Mario Rizzo makes an important point. If, like Olivier Blanchard, you think the economic problem is pervasive “Knightian uncertainty” (i.e., folks don't even know how to construct the relevant probability distributions, and so can't begin to think about the expected return of various economic bets), then how is, say, federal fiscal policy supposed to help?
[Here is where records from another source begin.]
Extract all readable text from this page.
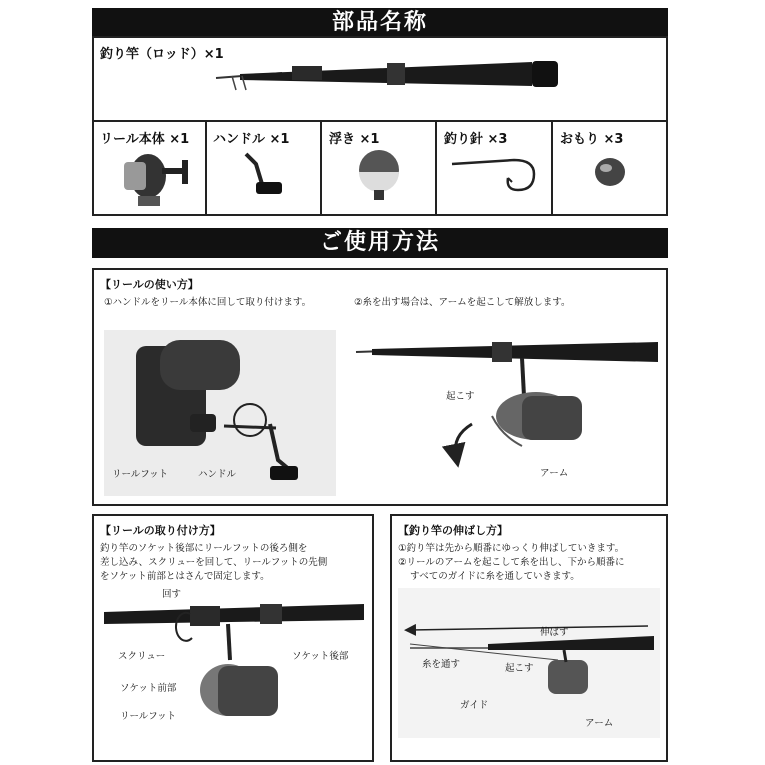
部品名称
釣り竿（ロッド）×1
リール本体 ×1 ハンドル ×1	浮き ×1	釣り針 ×3	おもり ×3
ご使用方法
【リールの使い方】
①ハンドルをリール本体に回して取り付けます。	②糸を出す場合は、アームを起こして解放します。
リールフット	ハンドル
起こす
アーム
【リールの取り付け方】
釣り竿のソケット後部にリールフットの後ろ側を
差し込み、スクリューを回して、リールフットの先側
をソケット前部とはさんで固定します。
回す
スクリュー	ソケット後部
ソケット前部
リールフット
【釣り竿の伸ばし方】
①釣り竿は先から順番にゆっくり伸ばしていきます。
②リールのアームを起こして糸を出し、下から順番に
すべてのガイドに糸を通していきます。
伸ばす
糸を通す	起こす
ガイド
アーム
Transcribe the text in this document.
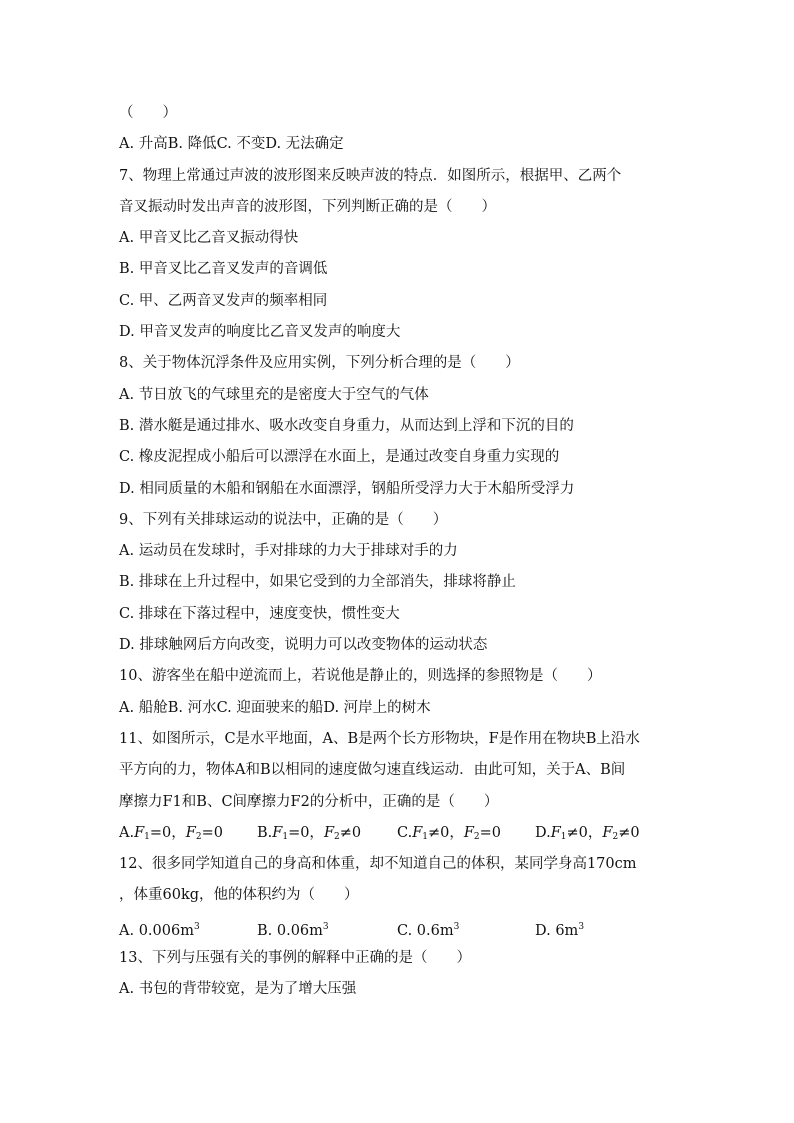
（　　）
A. 升高B. 降低C. 不变D. 无法确定
7、物理上常通过声波的波形图来反映声波的特点．如图所示，根据甲、乙两个
音叉振动时发出声音的波形图，下列判断正确的是（　　）
A. 甲音叉比乙音叉振动得快
B. 甲音叉比乙音叉发声的音调低
C. 甲、乙两音叉发声的频率相同
D. 甲音叉发声的响度比乙音叉发声的响度大
8、关于物体沉浮条件及应用实例，下列分析合理的是（　　）
A. 节日放飞的气球里充的是密度大于空气的气体
B. 潜水艇是通过排水、吸水改变自身重力，从而达到上浮和下沉的目的
C. 橡皮泥捏成小船后可以漂浮在水面上，是通过改变自身重力实现的
D. 相同质量的木船和钢船在水面漂浮，钢船所受浮力大于木船所受浮力
9、下列有关排球运动的说法中，正确的是（　　）
A. 运动员在发球时，手对排球的力大于排球对手的力
B. 排球在上升过程中，如果它受到的力全部消失，排球将静止
C. 排球在下落过程中，速度变快，惯性变大
D. 排球触网后方向改变，说明力可以改变物体的运动状态
10、游客坐在船中逆流而上，若说他是静止的，则选择的参照物是（　　）
A. 船舱B. 河水C. 迎面驶来的船D. 河岸上的树木
11、如图所示，C是水平地面，A、B是两个长方形物块，F是作用在物块B上沿水
平方向的力，物体A和B以相同的速度做匀速直线运动．由此可知，关于A、B间
摩擦力F1和B、C间摩擦力F2的分析中，正确的是（　　）
$A.F_1=0$，$F_2=0$	$B.F_1=0$，$F_2\ne 0$	$C.F_1\ne 0$，$F_2=0$	$D.F_1\ne 0$，$F_2\ne 0$
12、很多同学知道自己的身高和体重，却不知道自己的体积，某同学身高170cm
，体重60kg，他的体积约为（　　）
A. $0.006m^3$	B. $0.06m^3$	C. $0.6m^3$	D. $6m^3$
13、下列与压强有关的事例的解释中正确的是（　　）
A. 书包的背带较宽，是为了增大压强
TARP money was going to be spent this way, and then that way, and then this way again. I was pretty sure the so-called “stimulus” package was going to pass the Senate, but then it didn't! Now they're changing the composition of spending and tax cuts. Once a bill is passed, how am I supposed to know it's going to be reliably implemented? Maybe things get hung up because every single member of the Obama administration turns out to be a tax-evader and/or lobbyist. I mean, it looks to me like politics is pretty chaotic.
I know this fact has got to be supremely annoying if you're a very confident technocratic macroeconomist type who knows what to do to abolish Knightian uncertainty. But it turns out that even the brightest and best of the best and the brightest, like Blanchard, are mere sideshows in the colorful, helter skelter carnival of American democracy. Precisely calculated monetary targets can be established and then ignored. Rigorous cost-benefit analysis may indicate the wisdom of a new bridge, which may be promised, and then left unbuilt. I realize that it is not helpful to sow uncertainty when we all need to take a deep breath, get in line behind the big boys, and calmly follow their advice. But it's also not clear to me why the big boys think government economic policy is to uncertain souls what Baby Gold Bond is to diaper rash.